Detection Methods for CVE-2026-55956
Indicators of Compromise
- HTTP requests to static resources using methods such as PUT, DELETE, HEAD, or OPTIONS that a web.xml security constraint was configured to restrict.
- Successful 2xx responses from the default servlet for verbs that should have been rejected with 403 Forbidden.
- Access log entries showing method-diverse traffic against paths mapped only to the default servlet.
Detection Strategies
- Compare web.xml security constraints against Tomcat access logs and flag any request where the served method appears in an <http-method> deny list or is excluded by <http-method-omission>.
- Enumerate all deployed applications and identify constraints that rely on method restrictions for the default servlet, which is where the bypass surfaces.
- Run authenticated scans against non-production instances using the affected verbs to confirm whether resources respond outside the intended policy.
Monitoring Recommendations
- Alert on unusual HTTP verb distributions targeting Tomcat static content paths.

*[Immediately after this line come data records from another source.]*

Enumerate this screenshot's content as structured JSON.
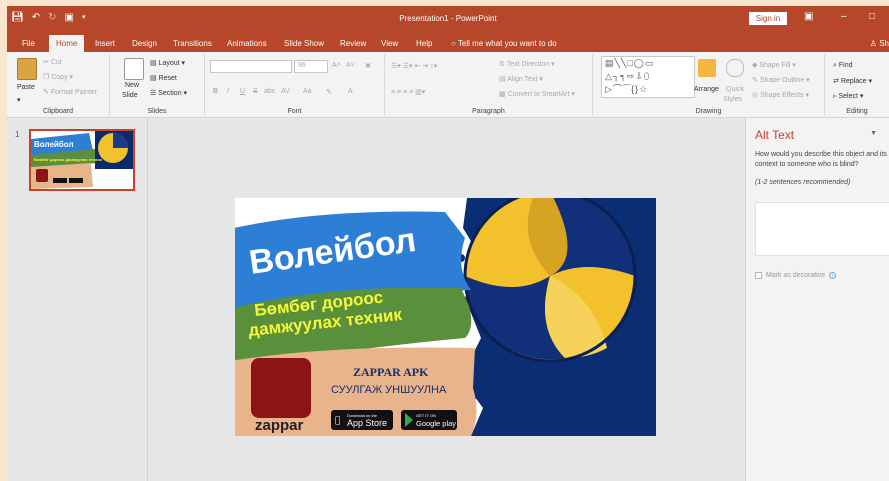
{
  "titlebar": {
    "document_title": "Presentation1 - PowerPoint",
    "signin_label": "Sign in"
  },
  "tabs": [
    "File",
    "Home",
    "Insert",
    "Design",
    "Transitions",
    "Animations",
    "Slide Show",
    "Review",
    "View",
    "Help"
  ],
  "active_tab": "Home",
  "tell_me": "Tell me what you want to do",
  "share": "Sh",
  "ribbon": {
    "clipboard": {
      "label": "Clipboard",
      "paste": "Paste",
      "cut": "Cut",
      "copy": "Copy",
      "format_painter": "Format Painter"
    },
    "slides": {
      "label": "Slides",
      "new_slide_1": "New",
      "new_slide_2": "Slide",
      "layout": "Layout",
      "reset": "Reset",
      "section": "Section"
    },
    "font": {
      "label": "Font",
      "bold": "B",
      "italic": "I",
      "underline": "U",
      "strike": "S",
      "shadow": "abc",
      "spacing": "AV",
      "case": "Aa",
      "color": "A",
      "size": "96",
      "grow": "A˄",
      "shrink": "A˅"
    },
    "paragraph": {
      "label": "Paragraph",
      "text_direction": "Text Direction",
      "align_text": "Align Text",
      "smartart": "Convert to SmartArt"
    },
    "drawing": {
      "label": "Drawing",
      "arrange": "Arrange",
      "quick_styles_1": "Quick",
      "quick_styles_2": "Styles",
      "shape_fill": "Shape Fill",
      "shape_outline": "Shape Outline",
      "shape_effects": "Shape Effects",
      "shapes_row1": "▤╲╲□◯▭",
      "shapes_row2": "△┐┑⇨⇩⬯",
      "shapes_row3": "▷⌒⁀{}☆"
    },
    "editing": {
      "label": "Editing",
      "find": "Find",
      "replace": "Replace",
      "select": "Select"
    }
  },
  "thumbnail": {
    "slide_number": "1",
    "title": "Волейбол",
    "sub": "Бөмбөг дороос дамжуулах техник"
  },
  "slide": {
    "title": "Волейбол",
    "subtitle_line1": "Бөмбөг дороос",
    "subtitle_line2": "дамжуулах техник",
    "zappar_app": "ZAPPAR APK",
    "zappar_install": "СУУЛГАЖ УНШУУЛНА",
    "zappar_logo": "zappar",
    "appstore_small": "Download on the",
    "appstore_big": "App Store",
    "googleplay_small": "GET IT ON",
    "googleplay_big": "Google play"
  },
  "alt_text": {
    "title": "Alt Text",
    "description": "How would you describe this object and its context to someone who is blind?",
    "hint": "(1-2 sentences recommended)",
    "decorative_label": "Mark as decorative",
    "info": "i"
  },
  "colors": {
    "accent": "#b7472a",
    "active_tab_text": "#b7472a",
    "alt_title": "#c5432a"
  }
}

- Track version banners and container inventory to identify hosts still running vulnerable Tomcat releases.
- Forward Tomcat access and manager logs to a centralized analytics platform for correlation across the fleet.

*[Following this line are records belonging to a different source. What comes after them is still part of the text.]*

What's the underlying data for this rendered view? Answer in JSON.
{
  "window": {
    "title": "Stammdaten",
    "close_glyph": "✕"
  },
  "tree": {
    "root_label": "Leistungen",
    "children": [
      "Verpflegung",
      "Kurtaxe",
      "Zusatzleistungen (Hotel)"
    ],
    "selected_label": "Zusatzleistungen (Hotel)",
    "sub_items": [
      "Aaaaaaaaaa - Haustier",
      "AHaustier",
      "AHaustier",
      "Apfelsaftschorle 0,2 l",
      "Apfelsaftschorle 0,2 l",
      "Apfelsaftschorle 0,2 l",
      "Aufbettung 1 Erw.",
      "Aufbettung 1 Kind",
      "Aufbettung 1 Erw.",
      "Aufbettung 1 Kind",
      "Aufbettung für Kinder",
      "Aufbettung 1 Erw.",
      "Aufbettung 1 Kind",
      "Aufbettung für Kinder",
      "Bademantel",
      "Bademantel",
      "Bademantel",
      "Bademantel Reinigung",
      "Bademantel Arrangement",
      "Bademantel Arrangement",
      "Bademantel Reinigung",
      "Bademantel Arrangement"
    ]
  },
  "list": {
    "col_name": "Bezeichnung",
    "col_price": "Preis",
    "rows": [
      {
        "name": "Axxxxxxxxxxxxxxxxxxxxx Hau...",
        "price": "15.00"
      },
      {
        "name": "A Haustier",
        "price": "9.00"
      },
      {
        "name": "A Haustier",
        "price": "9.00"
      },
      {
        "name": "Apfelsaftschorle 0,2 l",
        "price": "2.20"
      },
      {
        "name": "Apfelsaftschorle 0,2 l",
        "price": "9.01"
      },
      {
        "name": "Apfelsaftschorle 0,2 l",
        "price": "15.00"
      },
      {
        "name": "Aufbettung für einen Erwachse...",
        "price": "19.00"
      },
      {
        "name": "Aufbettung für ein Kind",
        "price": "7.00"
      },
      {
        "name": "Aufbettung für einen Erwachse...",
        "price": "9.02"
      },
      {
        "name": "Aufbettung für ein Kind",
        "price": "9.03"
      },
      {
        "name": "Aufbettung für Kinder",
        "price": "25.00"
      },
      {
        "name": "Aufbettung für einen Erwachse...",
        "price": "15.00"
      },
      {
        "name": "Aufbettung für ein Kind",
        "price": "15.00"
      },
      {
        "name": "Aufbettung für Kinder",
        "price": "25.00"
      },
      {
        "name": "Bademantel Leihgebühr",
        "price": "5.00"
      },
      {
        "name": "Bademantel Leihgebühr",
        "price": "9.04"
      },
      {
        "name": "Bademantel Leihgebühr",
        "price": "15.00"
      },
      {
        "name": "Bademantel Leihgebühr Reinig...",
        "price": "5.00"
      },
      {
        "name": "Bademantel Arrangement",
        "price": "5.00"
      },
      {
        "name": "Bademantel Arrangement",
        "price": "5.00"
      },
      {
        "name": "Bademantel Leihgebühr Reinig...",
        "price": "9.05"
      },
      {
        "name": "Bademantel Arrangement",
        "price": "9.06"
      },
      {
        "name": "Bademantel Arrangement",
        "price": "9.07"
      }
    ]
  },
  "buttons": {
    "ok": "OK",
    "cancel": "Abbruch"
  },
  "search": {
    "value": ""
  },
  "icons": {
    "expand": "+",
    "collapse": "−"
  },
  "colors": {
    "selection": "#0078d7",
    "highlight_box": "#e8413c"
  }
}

How to Mitigate CVE-2026-55956
Immediate Actions Required
- Upgrade Apache Tomcat to 11.0.23, 10.1.56, or 9.0.119 as directed by the vendor advisory.
- Inventory all Tomcat instances, including embedded deployments in Spring Boot and third-party appliances.
- Review every web.xml for security constraints that depend on method or method-omission clauses against the default servlet.
Patch Information
The Apache Tomcat project has released fixed versions 11.0.23, 10.1.56, and 9.0.119. Users on branches 8.5.x and 7.0.x are past end of support and should migrate to a supported branch. Refer to the Apache Mailing List advisory and the Openwall OSS Security post for full details.
Workarounds
- Front Tomcat with a reverse proxy such as Apache HTTPD or NGINX and enforce HTTP method allow-lists at that tier.
- Replace default-servlet reliance with an application servlet that performs its own method validation for sensitive paths.
- Restrict access to static resource directories using filesystem permissions or network ACLs until patching completes.
# Example NGINX method allow-list in front of Tomcat
location /static/ {
limit_except GET HEAD {
deny all;
}
proxy_pass http://tomcat_backend;
}
Disclaimer: This content was generated using AI. While we strive for accuracy, please verify critical information with official sources.